Accident prevention tags are used to identify hazardous conditions and provide a message to employees that meets OSHA’s standards and requirements. OSHA defines a “tag” as a device usually made of card, paper, pasteboard, plastic, or other material whose purpose is to identify a hazardous condition. Employers should use tags to prevent accidental illness or injury to employees who are exposed to hazardous or potentially hazardous conditions, equipment, or operations that are out of the ordinary, unexpected, or not immediately apparent. Tags should remain present until the hazard has been eliminated or the hazardous operation is completed. Employers should also take note that tags do not need to be used where signs, guarding, or other positive means of protection are being used.

All tags must contain a signal word and a major message. The signal word is the portion of the tag’s inscription that contains the word or words that are intended to capture the worker’s immediate attention. The major message is more specific than the signal word, indicating the specific hazardous condition or the instruction that the employee needs to know. Examples of signal words include “Danger,” “Caution,” or “BIOHAZARD,” and examples of major messages include “High Voltage,” “Close Clearance,” “Do Not Start,” or “Do Not Use.”

The signal word on a tag must be readable at a minimum distance of 5 feet, or a greater distance depending on the specific hazard. The major message on a tag can be presented in either written text or pictographs, or both. Tags should be affixed as close and as safely as possible to the hazard they indicate by a positive means such as string, wire, or adhesive that prevents them from falling off, getting lost, or unintentionally removed. Both the signal word and major message should be understandable to all employees who are at risk of exposure, and all workers must be trained to recognize the meanings of the different tags used throughout their workplace and what precautions to take when necessary.

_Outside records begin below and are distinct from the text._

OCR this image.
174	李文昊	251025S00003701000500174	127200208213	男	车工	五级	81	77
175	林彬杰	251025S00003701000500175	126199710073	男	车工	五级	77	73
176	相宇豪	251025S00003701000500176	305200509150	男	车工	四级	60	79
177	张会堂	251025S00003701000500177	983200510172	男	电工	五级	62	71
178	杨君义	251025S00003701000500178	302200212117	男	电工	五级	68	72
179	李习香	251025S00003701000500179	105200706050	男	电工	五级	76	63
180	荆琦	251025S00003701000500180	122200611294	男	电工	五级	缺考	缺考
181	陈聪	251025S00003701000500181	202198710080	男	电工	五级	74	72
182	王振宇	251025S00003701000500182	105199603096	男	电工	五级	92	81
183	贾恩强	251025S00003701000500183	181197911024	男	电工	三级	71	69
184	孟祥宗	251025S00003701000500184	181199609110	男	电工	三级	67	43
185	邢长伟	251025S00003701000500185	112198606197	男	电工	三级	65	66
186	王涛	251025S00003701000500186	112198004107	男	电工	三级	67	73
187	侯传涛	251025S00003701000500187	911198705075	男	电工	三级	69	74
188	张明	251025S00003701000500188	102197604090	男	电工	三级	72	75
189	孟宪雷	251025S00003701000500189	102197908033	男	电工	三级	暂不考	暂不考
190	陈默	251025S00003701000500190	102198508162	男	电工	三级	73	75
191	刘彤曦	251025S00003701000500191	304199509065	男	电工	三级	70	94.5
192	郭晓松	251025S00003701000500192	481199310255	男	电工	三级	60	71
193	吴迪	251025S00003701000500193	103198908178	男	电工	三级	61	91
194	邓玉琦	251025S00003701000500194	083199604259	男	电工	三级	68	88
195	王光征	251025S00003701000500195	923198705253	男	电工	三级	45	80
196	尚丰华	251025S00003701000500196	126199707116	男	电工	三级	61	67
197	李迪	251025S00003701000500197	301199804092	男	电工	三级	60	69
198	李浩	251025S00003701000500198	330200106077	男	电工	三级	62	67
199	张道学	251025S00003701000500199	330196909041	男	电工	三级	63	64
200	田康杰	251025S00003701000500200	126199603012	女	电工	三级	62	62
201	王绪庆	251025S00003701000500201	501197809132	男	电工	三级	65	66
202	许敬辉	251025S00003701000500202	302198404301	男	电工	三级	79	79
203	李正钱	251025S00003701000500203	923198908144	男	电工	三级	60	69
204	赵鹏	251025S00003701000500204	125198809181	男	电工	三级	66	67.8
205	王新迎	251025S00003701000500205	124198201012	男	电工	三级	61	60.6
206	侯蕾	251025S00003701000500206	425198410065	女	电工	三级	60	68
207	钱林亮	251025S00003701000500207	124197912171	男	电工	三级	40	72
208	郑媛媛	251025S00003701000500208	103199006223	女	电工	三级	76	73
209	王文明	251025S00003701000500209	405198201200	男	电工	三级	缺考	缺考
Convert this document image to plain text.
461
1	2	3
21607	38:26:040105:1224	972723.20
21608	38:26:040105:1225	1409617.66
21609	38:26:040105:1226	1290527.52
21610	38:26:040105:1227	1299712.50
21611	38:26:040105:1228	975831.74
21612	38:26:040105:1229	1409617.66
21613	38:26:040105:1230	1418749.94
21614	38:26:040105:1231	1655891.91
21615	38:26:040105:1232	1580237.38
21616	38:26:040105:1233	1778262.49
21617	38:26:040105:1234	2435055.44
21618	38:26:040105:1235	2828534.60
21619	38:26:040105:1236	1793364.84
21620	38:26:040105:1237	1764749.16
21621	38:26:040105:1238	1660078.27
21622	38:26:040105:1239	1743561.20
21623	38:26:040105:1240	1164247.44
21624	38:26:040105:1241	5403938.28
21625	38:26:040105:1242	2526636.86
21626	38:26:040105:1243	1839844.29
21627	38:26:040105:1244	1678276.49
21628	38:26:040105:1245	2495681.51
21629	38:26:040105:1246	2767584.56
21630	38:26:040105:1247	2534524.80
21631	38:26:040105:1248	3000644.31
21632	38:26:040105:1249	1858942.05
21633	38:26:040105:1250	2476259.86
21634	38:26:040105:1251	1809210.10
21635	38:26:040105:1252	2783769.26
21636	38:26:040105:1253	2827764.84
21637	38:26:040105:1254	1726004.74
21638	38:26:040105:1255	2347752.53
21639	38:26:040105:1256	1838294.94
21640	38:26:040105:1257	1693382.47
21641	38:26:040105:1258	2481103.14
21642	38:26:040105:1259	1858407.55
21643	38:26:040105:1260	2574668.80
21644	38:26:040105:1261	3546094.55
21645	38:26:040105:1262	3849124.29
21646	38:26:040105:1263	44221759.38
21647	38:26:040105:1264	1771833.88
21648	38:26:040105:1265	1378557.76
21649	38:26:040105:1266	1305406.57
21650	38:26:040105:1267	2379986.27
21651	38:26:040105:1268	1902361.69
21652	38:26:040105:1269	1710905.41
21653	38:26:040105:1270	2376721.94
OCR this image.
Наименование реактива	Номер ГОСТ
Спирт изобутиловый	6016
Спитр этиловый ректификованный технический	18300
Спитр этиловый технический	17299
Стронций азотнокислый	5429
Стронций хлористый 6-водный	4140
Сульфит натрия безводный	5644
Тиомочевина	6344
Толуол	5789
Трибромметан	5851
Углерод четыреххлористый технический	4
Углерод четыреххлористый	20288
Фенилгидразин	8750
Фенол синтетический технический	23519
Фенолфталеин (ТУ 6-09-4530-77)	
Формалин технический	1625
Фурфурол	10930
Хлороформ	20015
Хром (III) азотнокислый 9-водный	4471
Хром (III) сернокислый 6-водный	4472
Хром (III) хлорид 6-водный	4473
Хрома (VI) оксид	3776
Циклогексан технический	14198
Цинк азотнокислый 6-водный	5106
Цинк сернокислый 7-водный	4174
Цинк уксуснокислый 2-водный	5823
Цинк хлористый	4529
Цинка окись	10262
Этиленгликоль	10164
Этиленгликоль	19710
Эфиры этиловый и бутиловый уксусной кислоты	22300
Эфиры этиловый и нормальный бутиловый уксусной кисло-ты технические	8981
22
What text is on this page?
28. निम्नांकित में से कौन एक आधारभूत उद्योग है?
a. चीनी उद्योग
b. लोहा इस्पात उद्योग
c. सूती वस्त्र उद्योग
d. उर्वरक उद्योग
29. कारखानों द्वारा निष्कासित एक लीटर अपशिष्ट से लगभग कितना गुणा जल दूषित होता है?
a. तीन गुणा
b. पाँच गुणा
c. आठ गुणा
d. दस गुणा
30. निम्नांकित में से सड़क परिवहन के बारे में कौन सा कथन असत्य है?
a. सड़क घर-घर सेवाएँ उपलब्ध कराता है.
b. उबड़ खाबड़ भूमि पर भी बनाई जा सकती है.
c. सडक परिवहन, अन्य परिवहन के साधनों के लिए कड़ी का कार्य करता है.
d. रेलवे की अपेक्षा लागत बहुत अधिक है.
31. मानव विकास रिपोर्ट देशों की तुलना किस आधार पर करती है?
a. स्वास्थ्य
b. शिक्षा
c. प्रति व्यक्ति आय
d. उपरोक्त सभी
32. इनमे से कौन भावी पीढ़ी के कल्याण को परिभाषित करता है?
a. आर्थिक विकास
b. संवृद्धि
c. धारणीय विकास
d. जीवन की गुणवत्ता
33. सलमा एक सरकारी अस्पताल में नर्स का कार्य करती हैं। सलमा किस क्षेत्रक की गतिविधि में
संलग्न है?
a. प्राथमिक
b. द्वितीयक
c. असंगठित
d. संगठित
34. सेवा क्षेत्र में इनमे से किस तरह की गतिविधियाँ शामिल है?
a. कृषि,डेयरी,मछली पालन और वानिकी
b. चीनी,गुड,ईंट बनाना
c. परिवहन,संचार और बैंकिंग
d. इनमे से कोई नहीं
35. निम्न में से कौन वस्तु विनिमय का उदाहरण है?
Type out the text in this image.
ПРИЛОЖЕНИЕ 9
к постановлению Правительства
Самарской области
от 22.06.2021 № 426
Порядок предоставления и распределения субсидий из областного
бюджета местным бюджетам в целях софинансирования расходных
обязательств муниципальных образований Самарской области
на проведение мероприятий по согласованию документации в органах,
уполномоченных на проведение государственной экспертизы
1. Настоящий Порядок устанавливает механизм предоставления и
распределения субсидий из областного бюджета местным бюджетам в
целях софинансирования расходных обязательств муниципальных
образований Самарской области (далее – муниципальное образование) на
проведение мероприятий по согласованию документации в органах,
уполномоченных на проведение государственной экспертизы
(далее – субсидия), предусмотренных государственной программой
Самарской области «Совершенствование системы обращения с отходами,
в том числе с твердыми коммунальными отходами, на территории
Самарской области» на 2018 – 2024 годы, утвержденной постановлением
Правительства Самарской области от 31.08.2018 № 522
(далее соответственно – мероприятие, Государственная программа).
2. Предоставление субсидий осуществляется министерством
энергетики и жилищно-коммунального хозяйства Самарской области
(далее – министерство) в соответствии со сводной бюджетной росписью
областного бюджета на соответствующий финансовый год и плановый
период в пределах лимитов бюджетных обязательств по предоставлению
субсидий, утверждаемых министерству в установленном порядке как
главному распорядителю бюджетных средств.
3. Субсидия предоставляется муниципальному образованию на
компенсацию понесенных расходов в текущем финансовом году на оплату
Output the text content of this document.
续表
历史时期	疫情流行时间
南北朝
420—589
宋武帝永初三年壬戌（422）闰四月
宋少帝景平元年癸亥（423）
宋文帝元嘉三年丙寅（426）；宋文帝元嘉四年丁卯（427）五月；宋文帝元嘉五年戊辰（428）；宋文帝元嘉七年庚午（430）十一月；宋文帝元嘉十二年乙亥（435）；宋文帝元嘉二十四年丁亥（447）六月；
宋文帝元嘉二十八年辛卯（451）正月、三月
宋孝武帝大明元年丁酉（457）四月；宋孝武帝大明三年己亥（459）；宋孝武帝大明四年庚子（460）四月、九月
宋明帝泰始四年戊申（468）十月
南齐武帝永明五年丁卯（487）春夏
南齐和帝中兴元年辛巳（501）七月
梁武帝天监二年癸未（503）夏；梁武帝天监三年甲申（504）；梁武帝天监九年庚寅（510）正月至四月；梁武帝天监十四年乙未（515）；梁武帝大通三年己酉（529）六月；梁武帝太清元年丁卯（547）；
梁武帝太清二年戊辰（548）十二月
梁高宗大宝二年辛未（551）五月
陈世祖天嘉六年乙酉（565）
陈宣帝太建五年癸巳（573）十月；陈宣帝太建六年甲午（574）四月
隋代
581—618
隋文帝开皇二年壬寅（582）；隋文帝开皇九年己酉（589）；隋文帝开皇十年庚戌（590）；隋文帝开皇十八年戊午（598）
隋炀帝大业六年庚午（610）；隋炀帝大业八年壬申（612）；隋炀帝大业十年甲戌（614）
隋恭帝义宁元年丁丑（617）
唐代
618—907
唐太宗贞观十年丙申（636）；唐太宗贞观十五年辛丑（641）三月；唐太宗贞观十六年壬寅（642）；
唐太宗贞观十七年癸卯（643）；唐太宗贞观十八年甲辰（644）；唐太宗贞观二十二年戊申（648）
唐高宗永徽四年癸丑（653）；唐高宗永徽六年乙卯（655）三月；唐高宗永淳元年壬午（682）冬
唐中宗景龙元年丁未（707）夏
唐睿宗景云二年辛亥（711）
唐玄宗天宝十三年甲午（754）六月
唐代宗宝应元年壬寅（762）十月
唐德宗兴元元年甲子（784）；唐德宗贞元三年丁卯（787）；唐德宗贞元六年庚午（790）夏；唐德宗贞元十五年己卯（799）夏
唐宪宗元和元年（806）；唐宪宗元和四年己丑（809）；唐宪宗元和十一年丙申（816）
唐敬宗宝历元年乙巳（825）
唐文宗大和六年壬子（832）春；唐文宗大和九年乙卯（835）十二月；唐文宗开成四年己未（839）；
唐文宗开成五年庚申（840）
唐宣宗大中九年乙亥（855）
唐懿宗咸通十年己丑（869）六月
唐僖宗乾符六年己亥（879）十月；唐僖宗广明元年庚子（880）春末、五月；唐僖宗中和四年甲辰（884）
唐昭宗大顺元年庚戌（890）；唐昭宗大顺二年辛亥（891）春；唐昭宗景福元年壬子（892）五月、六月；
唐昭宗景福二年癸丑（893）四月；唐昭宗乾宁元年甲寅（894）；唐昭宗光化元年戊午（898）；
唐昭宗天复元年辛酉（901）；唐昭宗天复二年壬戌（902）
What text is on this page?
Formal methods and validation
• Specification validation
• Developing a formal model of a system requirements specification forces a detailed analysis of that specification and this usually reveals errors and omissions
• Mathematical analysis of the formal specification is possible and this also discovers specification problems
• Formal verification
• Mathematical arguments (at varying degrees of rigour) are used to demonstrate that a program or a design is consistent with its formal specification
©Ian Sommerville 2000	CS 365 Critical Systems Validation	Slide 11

There are four main types of tags:

  • Danger tags: use in major hazard situations where an immediate hazard presents a threat of death or severe injury.
  • Caution tags: use in minor hazard situations where a non-immediate or potential hazard or unsafe practice presents a lesser threat of injury.
  • Warning tags: use to represent a hazard level between caution and danger, instead of the required caution tag, as long as they have a signal word of warning, an appropriate message, and meet the general tag criteria.
  • Biological hazard tags: use to identify the actual or potential presence of a biological hazard and to identify equipment, containers, rooms, experimental animals, or combinations of these that contain or are contaminated with biological agents.

Other tags may be used in addition to the required tags, or in situations where they are not required, as long as they do not take away or distract from the signal word and major message of the required tags.